Client Case Study
Evgeny
Senior Product Manager at Lyft
“For months my search felt completely flat — zero applications, zero interviews. Then in March it skyrocketed to 10 to 15 interviews a week, with a 100% conversion rate from recruiter call to hiring manager.”
— Evgeny, Senior Product Manager at Lyft
Evgeny's Story
I'm originally from Russia, and I spent seven or eight years building my IT career in the US — starting as a quality assurance analyst and working my way toward project and product management, solving IT problems for customers across a variety of industries. After earning my MBA at Boston University, I joined Amazon, where I spent the last five years. I started in an ops-facing role at Amazon Fresh automating warehouses for grocery delivery, then moved to SCOT, the supply chain optimization technology team, working on demand forecasting. After a couple of years and a lot of organizational change, it became really hard to grow, and I decided it was better to start looking before the next round of layoffs could impact me. That's when my search began.

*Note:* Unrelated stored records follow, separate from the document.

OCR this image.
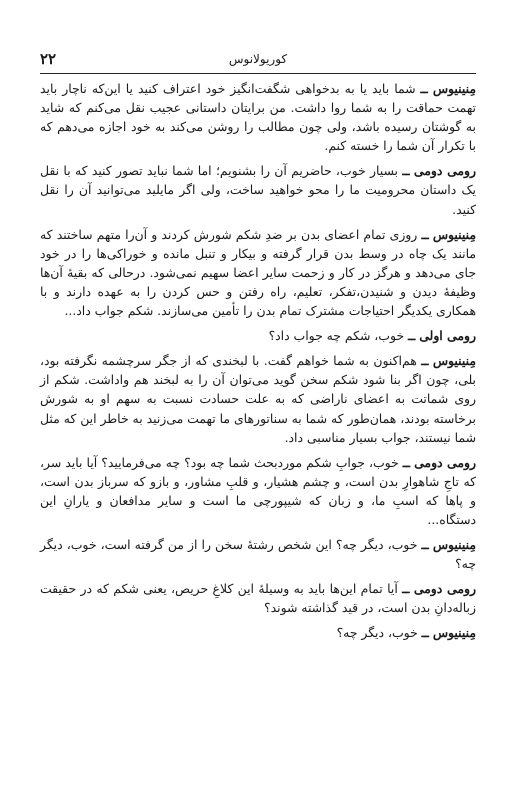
۲۲	کوریولانوس

مِنینیوس ــ شما باید یا به بدخواهی شگفت‌انگیز خود اعتراف کنید یا این‌که ناچار باید تهمت حماقت را به شما روا داشت. من برایتان داستانی عجیب نقل می‌کنم که شاید به گوشتان رسیده باشد، ولی چون مطالب را روشن می‌کند به خود اجازه می‌دهم که با تکرار آن شما را خسته کنم.

رومی دومی ــ بسیار خوب، حاضریم آن را بشنویم؛ اما شما نباید تصور کنید که با نقل یک داستان محرومیت ما را محو خواهید ساخت، ولی اگر مایلید می‌توانید آن را نقل کنید.

مِنینیوس ــ روزی تمام اعضای بدن بر ضدِ شکم شورش کردند و آن‌را متهم ساختند که مانند یک چاه در وسط بدن قرار گرفته و بیکار و تنبل مانده و خوراکی‌ها را در خود جای می‌دهد و هرگز در کار و زحمت سایر اعضا سهیم نمی‌شود. درحالی که بقیهٔ آن‌ها وظیفهٔ دیدن و شنیدن،تفکر، تعلیم، راه رفتن و حس کردن را به عهده دارند و با همکاری یکدیگر احتیاجات مشترک تمام بدن را تأمین می‌سازند. شکم جواب داد...

رومی اولی ــ خوب، شکم چه جواب داد؟

مِنینیوس ــ هم‌اکنون به شما خواهم گفت. با لبخندی که از جگر سرچشمه نگرفته بود، بلی، چون اگر بنا شود شکم سخن گوید می‌توان آن را به لبخند هم واداشت. شکم از روی شماتت به اعضای ناراضی که به علت حسادت نسبت به سهم او به شورش برخاسته بودند، همان‌طور که شما به سناتورهای ما تهمت می‌زنید به خاطر این که مثل شما نیستند، جواب بسیار مناسبی داد.

رومی دومی ــ خوب، جوابِ شکم موردبحث شما چه بود؟ چه می‌فرمایید؟ آیا باید سر، که تاجِ شاهوارِ بدن است، و چشم هشیار، و قلبِ مشاور، و بازو که سرباز بدن است، و پاها که اسبِ ما، و زبان که شیپورچی ما است و سایر مدافعان و یارانِ این دستگاه...

مِنینیوس ــ خوب، دیگر چه؟ این شخص رشتهٔ سخن را از من گرفته است، خوب، دیگر چه؟

رومی دومی ــ آیا تمام این‌ها باید به وسیلهٔ این کلاغِ حریص، یعنی شکم که در حقیقت زباله‌دانِ بدن است، در قید گذاشته شوند؟

مِنینیوس ــ خوب، دیگر چه؟
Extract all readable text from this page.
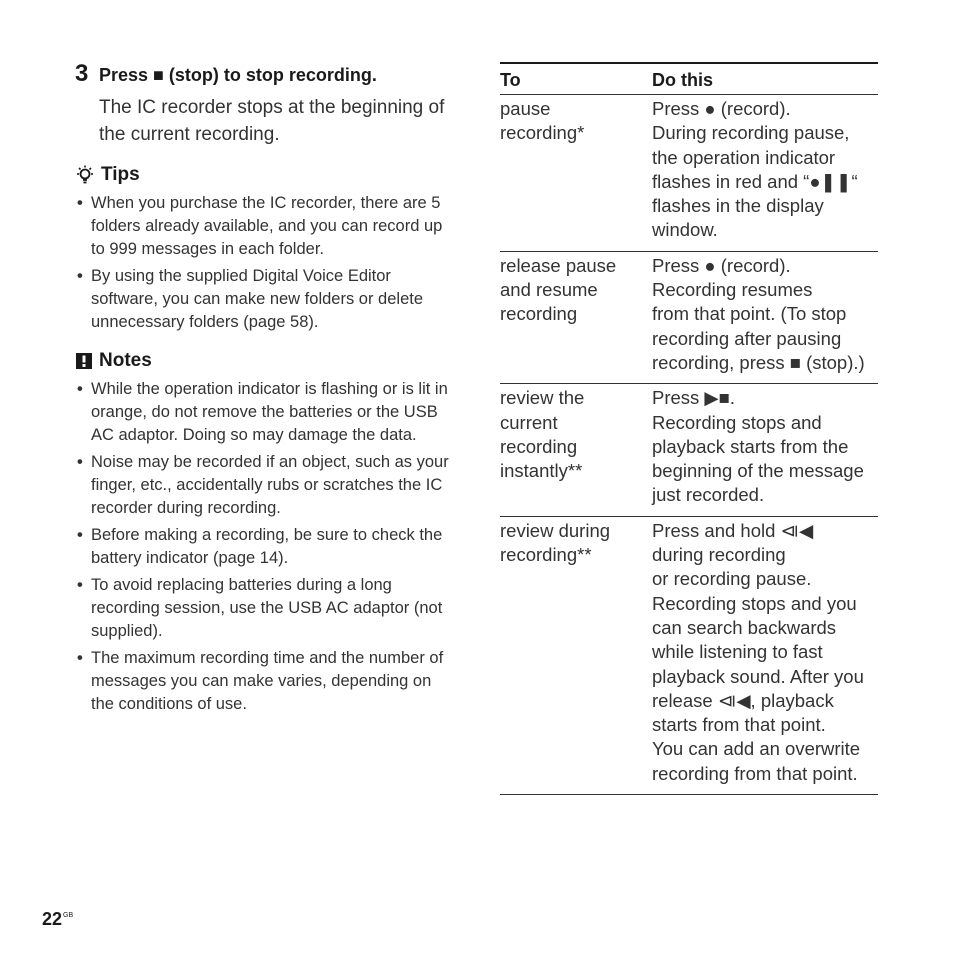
3 Press ■ (stop) to stop recording.
The IC recorder stops at the beginning of the current recording.
Tips
• When you purchase the IC recorder, there are 5 folders already available, and you can record up to 999 messages in each folder.
• By using the supplied Digital Voice Editor software, you can make new folders or delete unnecessary folders (page 58).
Notes
• While the operation indicator is flashing or is lit in orange, do not remove the batteries or the USB AC adaptor. Doing so may damage the data.
• Noise may be recorded if an object, such as your finger, etc., accidentally rubs or scratches the IC recorder during recording.
• Before making a recording, be sure to check the battery indicator (page 14).
• To avoid replacing batteries during a long recording session, use the USB AC adaptor (not supplied).
• The maximum recording time and the number of messages you can make varies, depending on the conditions of use.
To	Do this
pause
recording*
Press ● (record).
During recording pause,
the operation indicator
flashes in red and “●❚❚“
flashes in the display
window.
release pause
and resume
recording
Press ● (record).
Recording resumes
from that point. (To stop
recording after pausing
recording, press ■ (stop).)
review the
current
recording
instantly**
Press ▶■.
Recording stops and
playback starts from the
beginning of the message
just recorded.
review during
recording**
Press and hold ⧏◀
during recording
or recording pause.
Recording stops and you
can search backwards
while listening to fast
playback sound. After you
release ⧏◀, playback
starts from that point.
You can add an overwrite
recording from that point.
$22^{GB}$
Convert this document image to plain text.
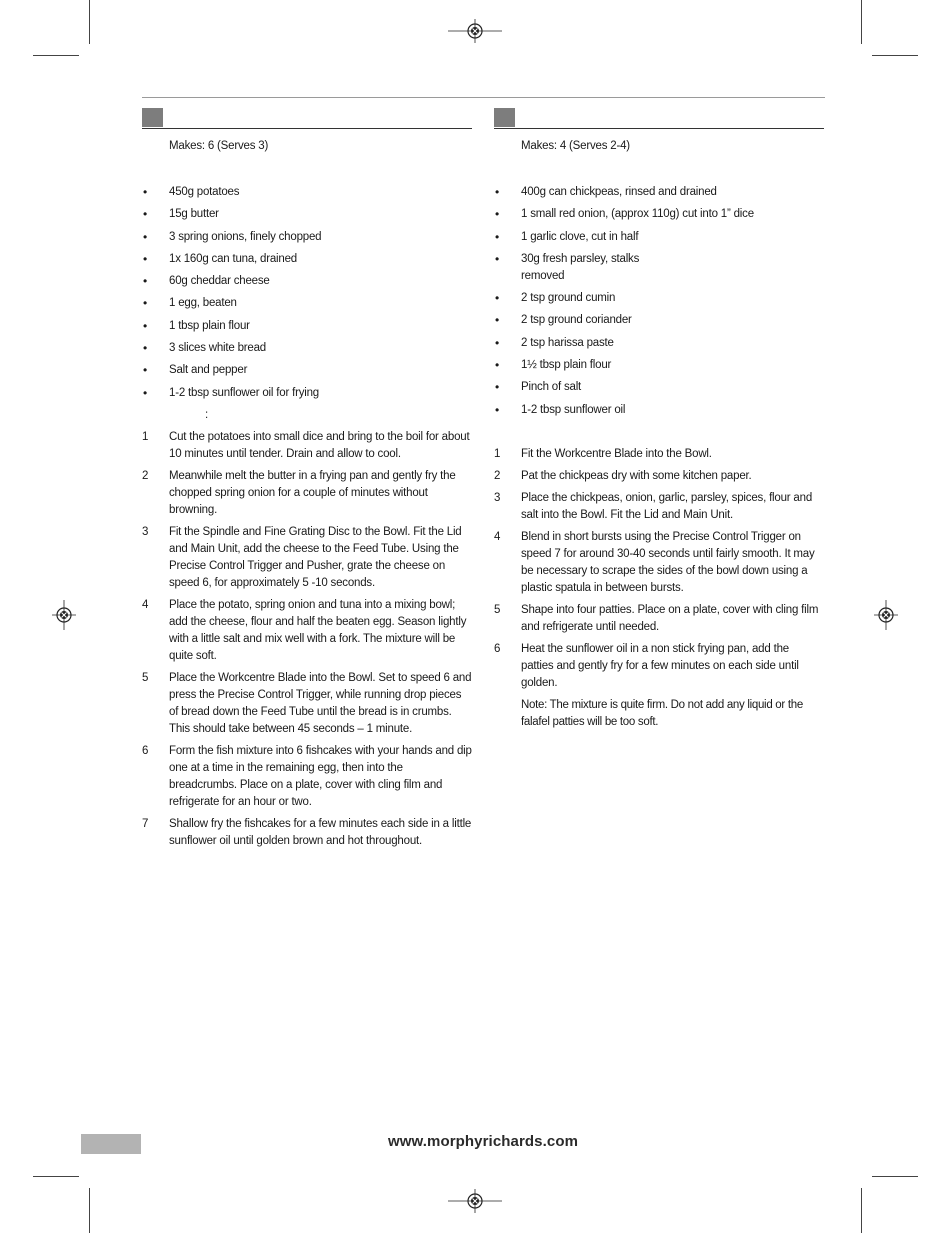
Makes: 6 (Serves 3)
• 450g potatoes
• 15g butter
• 3 spring onions, finely chopped
• 1x 160g can tuna, drained
• 60g cheddar cheese
• 1 egg, beaten
• 1 tbsp plain flour
• 3 slices white bread
• Salt and pepper
• 1-2 tbsp sunflower oil for frying
:
1 Cut the potatoes into small dice and bring to the boil for about 10 minutes until tender. Drain and allow to cool.
2 Meanwhile melt the butter in a frying pan and gently fry the chopped spring onion for a couple of minutes without browning.
3 Fit the Spindle and Fine Grating Disc to the Bowl. Fit the Lid and Main Unit, add the cheese to the Feed Tube. Using the Precise Control Trigger and Pusher, grate the cheese on speed 6, for approximately 5 -10 seconds.
4 Place the potato, spring onion and tuna into a mixing bowl; add the cheese, flour and half the beaten egg. Season lightly with a little salt and mix well with a fork. The mixture will be quite soft.
5 Place the Workcentre Blade into the Bowl. Set to speed 6 and press the Precise Control Trigger, while running drop pieces of bread down the Feed Tube until the bread is in crumbs. This should take between 45 seconds – 1 minute.
6 Form the fish mixture into 6 fishcakes with your hands and dip one at a time in the remaining egg, then into the breadcrumbs. Place on a plate, cover with cling film and refrigerate for an hour or two.
7 Shallow fry the fishcakes for a few minutes each side in a little sunflower oil until golden brown and hot throughout.
Makes: 4 (Serves 2-4)
• 400g can chickpeas, rinsed and drained
• 1 small red onion, (approx 110g) cut into 1” dice
• 1 garlic clove, cut in half
• 30g fresh parsley, stalks removed
• 2 tsp ground cumin
• 2 tsp ground coriander
• 2 tsp harissa paste
• 1½ tbsp plain flour
• Pinch of salt
• 1-2 tbsp sunflower oil
1 Fit the Workcentre Blade into the Bowl.
2 Pat the chickpeas dry with some kitchen paper.
3 Place the chickpeas, onion, garlic, parsley, spices, flour and salt into the Bowl. Fit the Lid and Main Unit.
4 Blend in short bursts using the Precise Control Trigger on speed 7 for around 30-40 seconds until fairly smooth. It may be necessary to scrape the sides of the bowl down using a plastic spatula in between bursts.
5 Shape into four patties. Place on a plate, cover with cling film and refrigerate until needed.
6 Heat the sunflower oil in a non stick frying pan, add the patties and gently fry for a few minutes on each side until golden.
Note: The mixture is quite firm. Do not add any liquid or the falafel patties will be too soft.
www.morphyrichards.com
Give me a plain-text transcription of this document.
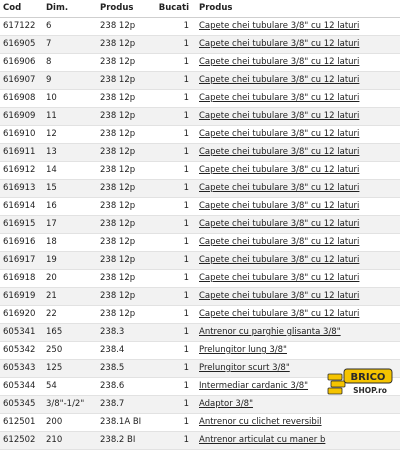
Cod	Dim.	Produs	Bucati	Produs
617122	6	238 12p	1	Capete chei tubulare 3/8" cu 12 laturi
616905	7	238 12p	1	Capete chei tubulare 3/8" cu 12 laturi
616906	8	238 12p	1	Capete chei tubulare 3/8" cu 12 laturi
616907	9	238 12p	1	Capete chei tubulare 3/8" cu 12 laturi
616908	10	238 12p	1	Capete chei tubulare 3/8" cu 12 laturi
616909	11	238 12p	1	Capete chei tubulare 3/8" cu 12 laturi
616910	12	238 12p	1	Capete chei tubulare 3/8" cu 12 laturi
616911	13	238 12p	1	Capete chei tubulare 3/8" cu 12 laturi
616912	14	238 12p	1	Capete chei tubulare 3/8" cu 12 laturi
616913	15	238 12p	1	Capete chei tubulare 3/8" cu 12 laturi
616914	16	238 12p	1	Capete chei tubulare 3/8" cu 12 laturi
616915	17	238 12p	1	Capete chei tubulare 3/8" cu 12 laturi
616916	18	238 12p	1	Capete chei tubulare 3/8" cu 12 laturi
616917	19	238 12p	1	Capete chei tubulare 3/8" cu 12 laturi
616918	20	238 12p	1	Capete chei tubulare 3/8" cu 12 laturi
616919	21	238 12p	1	Capete chei tubulare 3/8" cu 12 laturi
616920	22	238 12p	1	Capete chei tubulare 3/8" cu 12 laturi
605341	165	238.3	1	Antrenor cu parghie glisanta 3/8"
605342	250	238.4	1	Prelungitor lung 3/8"
605343	125	238.5	1	Prelungitor scurt 3/8"
605344	54	238.6	1	Intermediar cardanic 3/8"
605345	3/8"-1/2"	238.7	1	Adaptor 3/8"
612501	200	238.1A BI	1	Antrenor cu clichet reversibil
612502	210	238.2 BI	1	Antrenor articulat cu maner b
BRICO
SHOP.ro
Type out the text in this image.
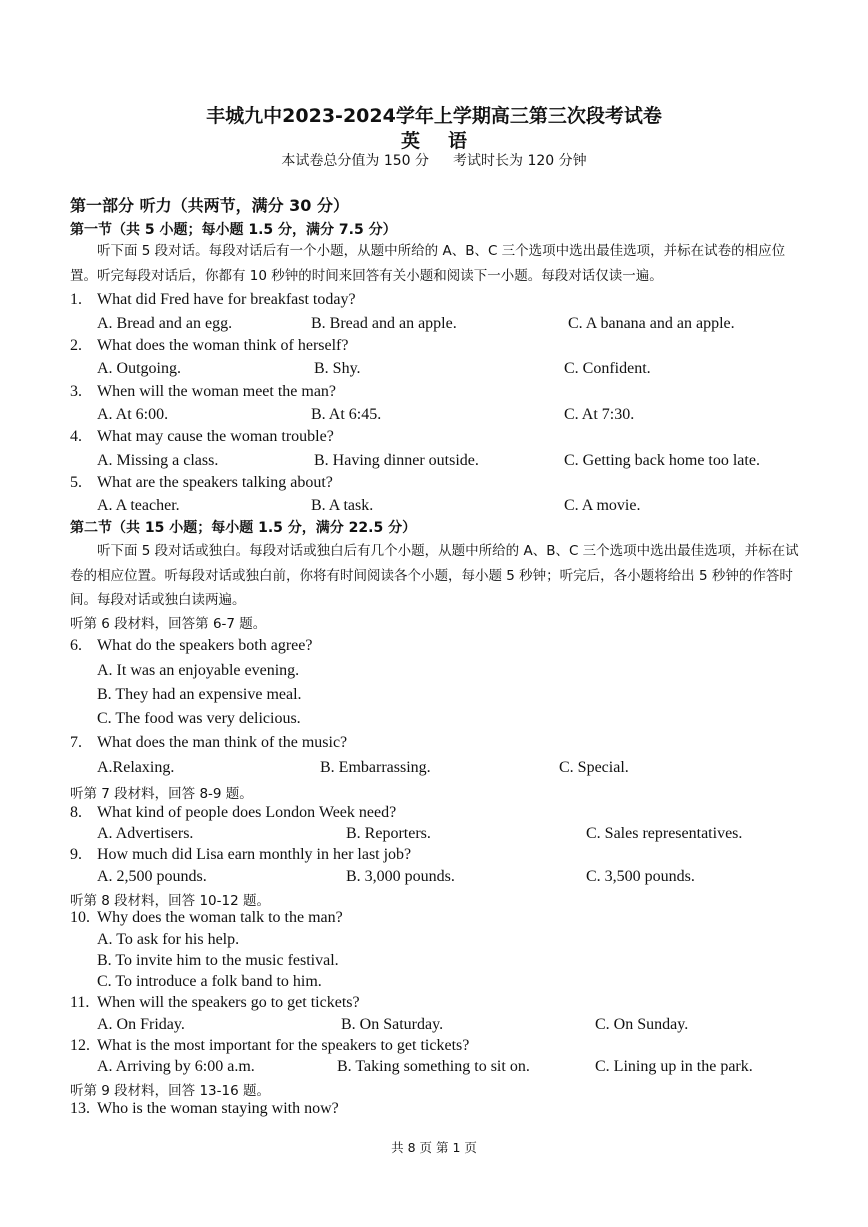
丰城九中2023-2024学年上学期高三第三次段考试卷
英语
本试卷总分值为 150 分 考试时长为 120 分钟
第一部分 听力（共两节，满分 30 分）
第一节（共 5 小题；每小题 1.5 分，满分 7.5 分）
听下面 5 段对话。每段对话后有一个小题，从题中所给的 A、B、C 三个选项中选出最佳选项，并标在试卷的相应位置。听完每段对话后，你都有 10 秒钟的时间来回答有关小题和阅读下一小题。每段对话仅读一遍。
1. What did Fred have for breakfast today?
A. Bread and an egg.	B. Bread and an apple.	C. A banana and an apple.
2. What does the woman think of herself?
A. Outgoing.	B. Shy.	C. Confident.
3. When will the woman meet the man?
A. At 6:00.	B. At 6:45.	C. At 7:30.
4. What may cause the woman trouble?
A. Missing a class.	B. Having dinner outside.	C. Getting back home too late.
5. What are the speakers talking about?
A. A teacher.	B. A task.	C. A movie.
第二节（共 15 小题；每小题 1.5 分，满分 22.5 分）
听下面 5 段对话或独白。每段对话或独白后有几个小题，从题中所给的 A、B、C 三个选项中选出最佳选项，并标在试卷的相应位置。听每段对话或独白前，你将有时间阅读各个小题，每小题 5 秒钟；听完后，各小题将给出 5 秒钟的作答时间。每段对话或独白读两遍。
听第 6 段材料，回答第 6-7 题。
6. What do the speakers both agree?
A. It was an enjoyable evening.
B. They had an expensive meal.
C. The food was very delicious.
7. What does the man think of the music?
A.Relaxing.	B. Embarrassing.	C. Special.
听第 7 段材料，回答 8-9 题。
8. What kind of people does London Week need?
A. Advertisers.	B. Reporters.	C. Sales representatives.
9. How much did Lisa earn monthly in her last job?
A. 2,500 pounds.	B. 3,000 pounds.	C. 3,500 pounds.
听第 8 段材料，回答 10-12 题。
10. Why does the woman talk to the man?
A. To ask for his help.
B. To invite him to the music festival.
C. To introduce a folk band to him.
11. When will the speakers go to get tickets?
A. On Friday.	B. On Saturday.	C. On Sunday.
12. What is the most important for the speakers to get tickets?
A. Arriving by 6:00 a.m.	B. Taking something to sit on.	C. Lining up in the park.
听第 9 段材料，回答 13-16 题。
13. Who is the woman staying with now?
共 8 页 第 1 页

I came into this with an MBA, so I assumed I was equipped — I knew how to build a CV, I knew how to network. But I'd spent five years doing almost nothing to build my network or rehearse my stories, and I quickly realized that interview skills are actual skills that have to be practiced, and I was really bad at them. The market was brutal — late 2025, endless layoffs, fierce competition in product management, and everything shifting under AI. I understood I simply didn't have the skills to land the level of role I wanted in the timeframe I wanted. I was very strategic about choosing a partner, because this was a big investment. What made Intentional Product Manager stand out wasn't the promise of "we'll find you a job" — everyone says that. It was the clarity of the message: we develop this skill in you, and we give you access to the network. It's like a ticket to the tennis club — you're not just talking to one coach, you're joining a community of talented people who know what they want.
The first thing that struck me was how structured the program is — clear things to do on day one, day two, week one, week two, all the way through the search. What confused me at first was that I wasn't immediately writing my CV or jumping into mock interviews; that's what I thought I came for, and for a few days I felt anxious about it. But I slowly realized that without clearly understanding what you want, who you are, and what your stories are, none of the downstream steps work. It's upstream problem solving — get the narratives right and the resume writes itself and the interview answers land. The clarity session also forced me to name what mattered to me, and I discovered culture had to be near the top; I'd watched people get so excited to join a company only to be drained by its culture, and I didn't want that. Then came a very flat phase — November, December, essentially zero results. January and February I prepared and started applying, and in March it skyrocketed. I had weeks with ten to fifteen interviews, and you have to be the best version of yourself in every single one. I used every resource IPM offered — every class, mock interviews with coaches, mock interviews with community members. No recruiter ever told me no; my conversion rate from recruiter call to hiring manager was 100%.
I landed at Lyft as a Senior Product Manager in the fulfillment organization — the team responsible for matching drivers and riders as efficiently as possible. Think of it as the heart and brain of Lyft, a genuinely critical role, and the culture is exactly the kind of friendly, open environment I'd prioritized. My advice for anyone considering IPM: don't assume every program will land you a job — that's false — but even if it were true, ask what you'll be left with afterward. Not every program gives you a community and resources you can keep using, and there's real support after you land, too. And on the AI question: this isn't a program where you just chat with a bot. There's AI that helps drive things further, but it's paired with human judgment — and AI is only as good as your prompts, which are only as good as your understanding of what you actually want.